Thursday, January 14, 2010

A second madre for Lyndsay and me

For a week I’ve been living out of my suitcase in a hotel in the middle of Sevilla. Today, Lyndsay and I moved in with a woman named Chencha. She has a lovely apartment in a neighborhood called ‘Los Remedios’ and it’s about a block away from the Guadalquivir River.

Chencha is the kind of woman that just radiates happiness. Even in three-inch heels she doesn’t come up to my shoulder, but she still hugs me despite her head’s placement being directly in my chest. That’s something I’ve learned about the Sevillanos. They don’t fear physical contact or discussion of topics most families in the US wouldn’t consider kosher. For example, tonight after dinner the three of us sat around the table snacking on cheese while Chencha told us about dirty things that boys may say to us while we’re here.

But Chencha didn’t even wait that long to get personal with us. Not long after unpacking, Lyndsay and I walked into the kitchen to bring Chencha her gifts that we had brought her from America. I had gotten her a vase and Lyndsay brought her a calendar, soap and chocolates. Upon seeing the chocolates Chencha (who is a widow) exclaimed, “Ay Dios mio (Oh my God), chocolate is my substitute for sex!”

At lunch today she made us a phenomenal rice and chicken dish. Along with that we had a Spanish salad. Salads here aren’t like the salads in the US, they’re more like a vegetable medley, rather than mostly lettuce with a few vegetables. In our salad we had just as many pieces of corn as lettuce, and just as many pieces of tomato as onion. And instead of dressing, Spaniards put olive oil/vinegar/spices on their vegetables.

After trying to consume half of what she put in front of me I had to tell her I was stuffed. (At dinner we explained the term 'food baby' to her, which she greatly enjoyed) She then asked if I would like to have an orange. I consented only because the oranges here are fantastic. Orange trees line every street and in just a few weeks, I’m told, the whole city will smell like citrus fruits.

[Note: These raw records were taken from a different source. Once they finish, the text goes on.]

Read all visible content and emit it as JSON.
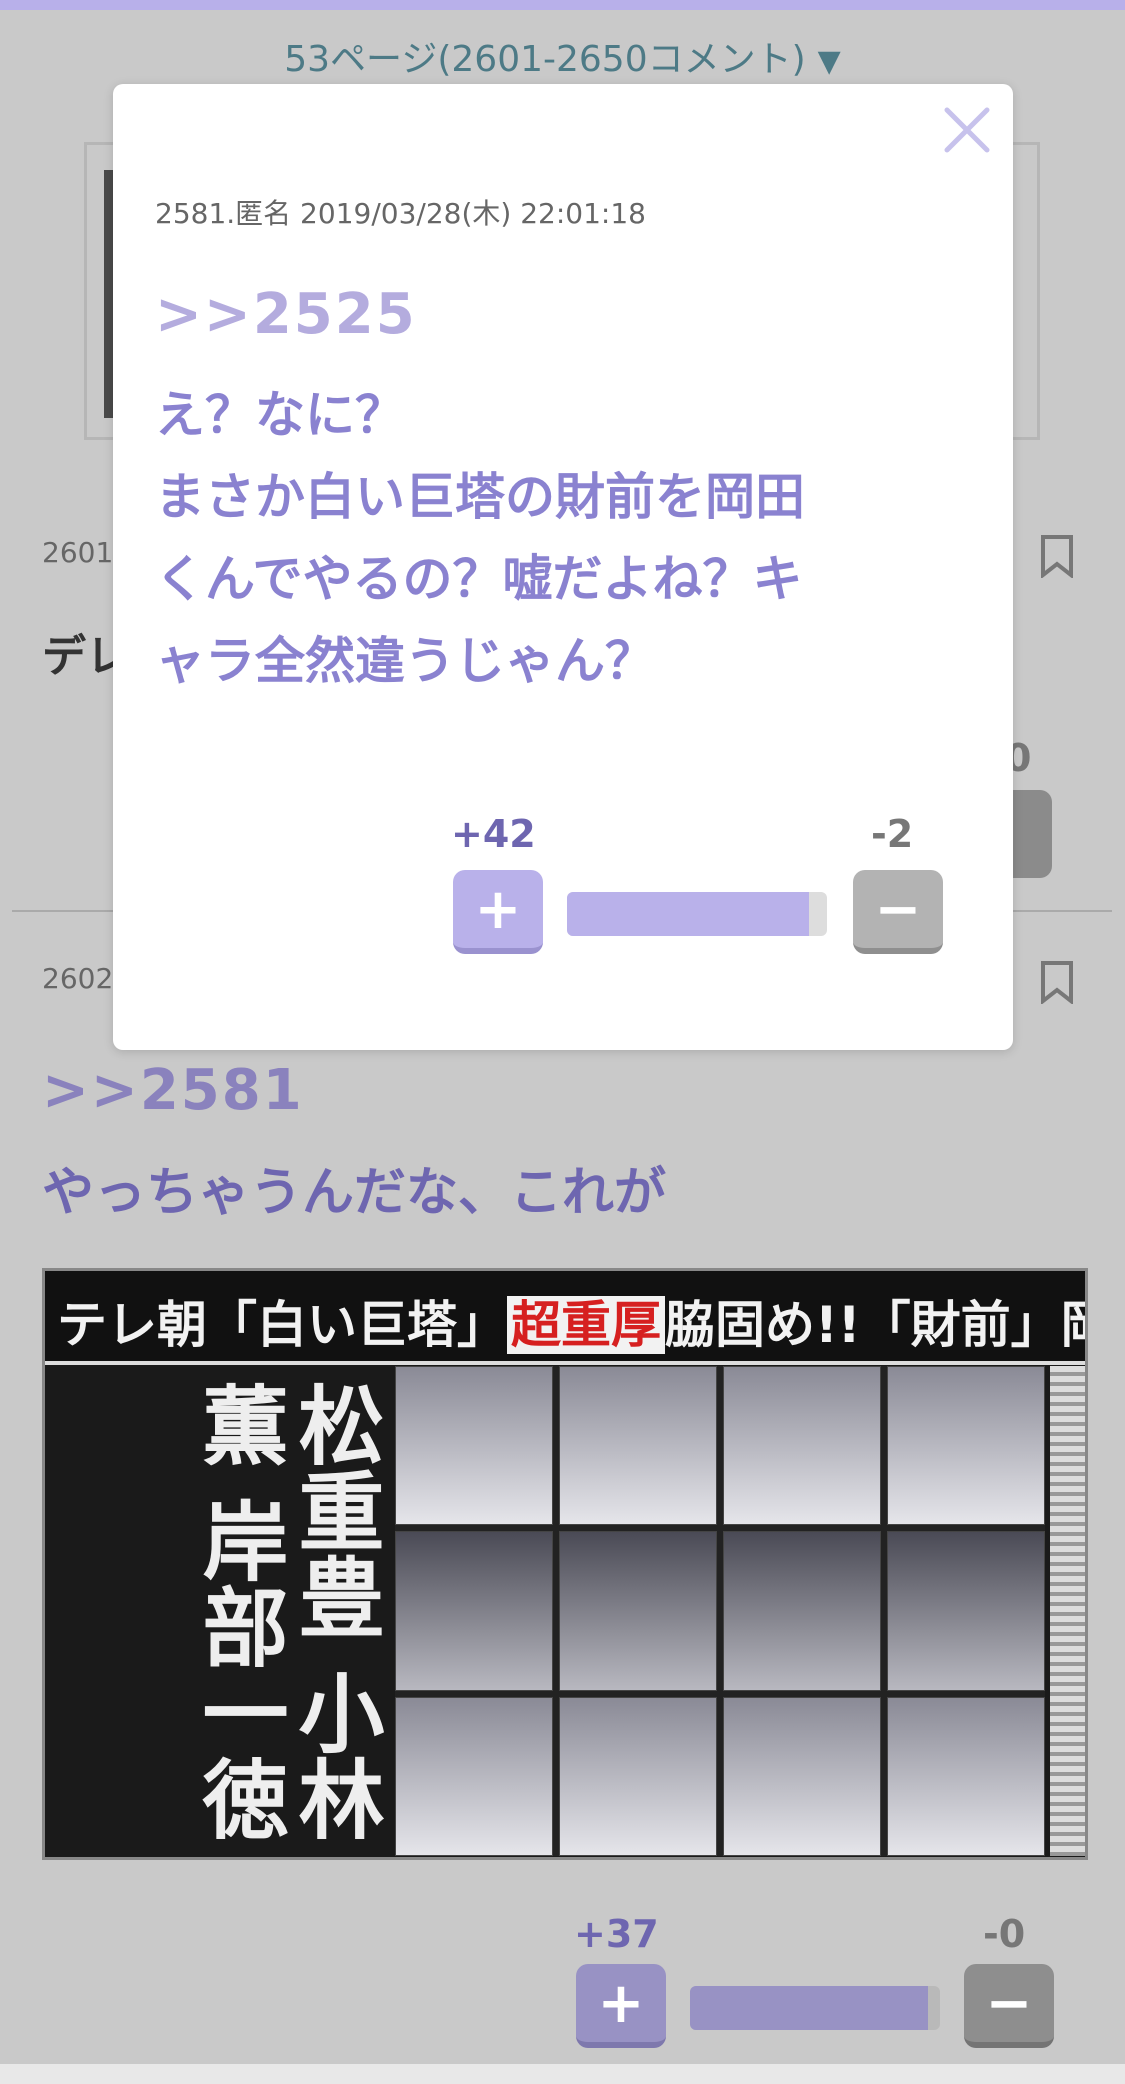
{
  "page_nav": {
    "label": "53ページ(2601-2650コメント)",
    "arrow": "▼"
  },
  "background": {
    "comment_2601": {
      "meta": "2601",
      "title_fragment": "デレ",
      "minus_count_fragment": "0"
    },
    "comment_2602": {
      "meta": "2602",
      "quote": ">>2581",
      "body": "やっちゃうんだな、これが",
      "image": {
        "headline_pre": "テレ朝「白い巨塔」",
        "headline_red": "超重厚",
        "headline_post": "脇固め!!「財前」岡田「とてもうれしい」",
        "names": "松重豊 小林薫 岸部一徳"
      },
      "votes": {
        "plus": "+37",
        "minus": "-0",
        "plus_ratio": 0.95
      }
    }
  },
  "modal": {
    "meta": "2581.匿名 2019/03/28(木) 22:01:18",
    "quote": ">>2525",
    "body_lines": [
      "え？なに？",
      "まさか白い巨塔の財前を岡田",
      "くんでやるの？嘘だよね？キ",
      "ャラ全然違うじゃん？"
    ],
    "votes": {
      "plus": "+42",
      "minus": "-2",
      "plus_ratio": 0.93
    },
    "plus_glyph": "+",
    "minus_glyph": "−"
  },
  "colors": {
    "accent": "#b9b1ea",
    "text_accent": "#8a82d0",
    "overlay": "#c9c9c9"
  },
  "icons": [
    "close-icon",
    "bookmark-icon",
    "chevron-down-icon"
  ]
}
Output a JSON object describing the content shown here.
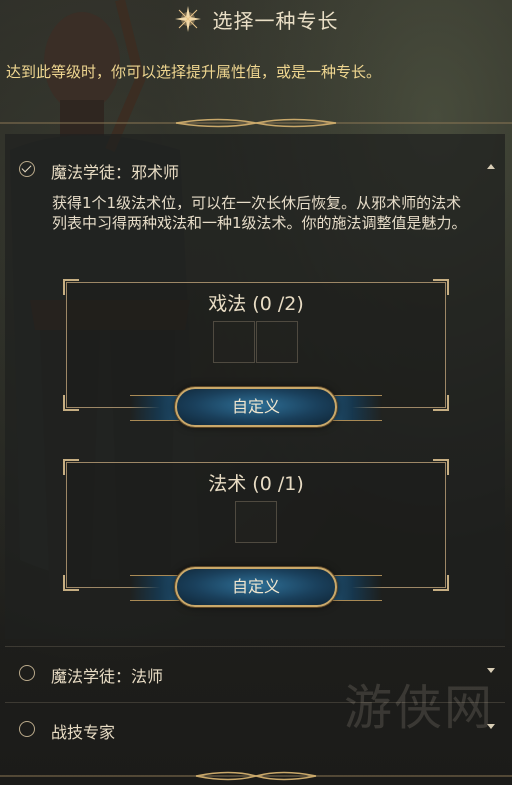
{
  "header": {
    "title": "选择一种专长",
    "icon": "star-icon",
    "subtitle": "达到此等级时，你可以选择提升属性值，或是一种专长。"
  },
  "feats": [
    {
      "label": "魔法学徒：邪术师",
      "selected": true,
      "expanded": true,
      "description": "获得1个1级法术位，可以在一次长休后恢复。从邪术师的法术列表中习得两种戏法和一种1级法术。你的施法调整值是魅力。",
      "choices": [
        {
          "title": "戏法 (0 /2)",
          "slots": 2,
          "button": "自定义"
        },
        {
          "title": "法术 (0 /1)",
          "slots": 1,
          "button": "自定义"
        }
      ]
    },
    {
      "label": "魔法学徒：法师",
      "selected": false,
      "expanded": false
    },
    {
      "label": "战技专家",
      "selected": false,
      "expanded": false
    }
  ],
  "watermark": "游侠网",
  "colors": {
    "accent_gold": "#c9a86a",
    "subtitle": "#efd690",
    "button_blue": "#1a405c"
  }
}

The biggest struggle of the next five months will be keeping my part of the room clean. At home, I constantly live in a state of structured chaos, with the notion that life is much more orderly when I can see everything I own. Chencha lives by the ideals that there can’t be anything on our floor. Perhaps she can break me of my ways.

But I think I’m settling into this lifestyle quite well. It’s 10:15 and I’ve just finished dinner, I’m wearing a bathrobe given to me by Chencha (since they don’t have central heating, the houses are quite cold right now), and Lyndsay and I are recanting our day in Spanish.

This week, we’ve been attending culture and grammar classes. It’s only a ten minute walk from our classroom to our apartment complex and tonight as I walked home I saw: city lights reflected in the Guadalquivir, tons of couples in love (in a country where PDA isn’t seen as a problem), lots of men running in spandex shorts and several women hanging their colorful laundry to dry outside of their balconies.

Yes, this is Sevilla. And yes, I actually live here.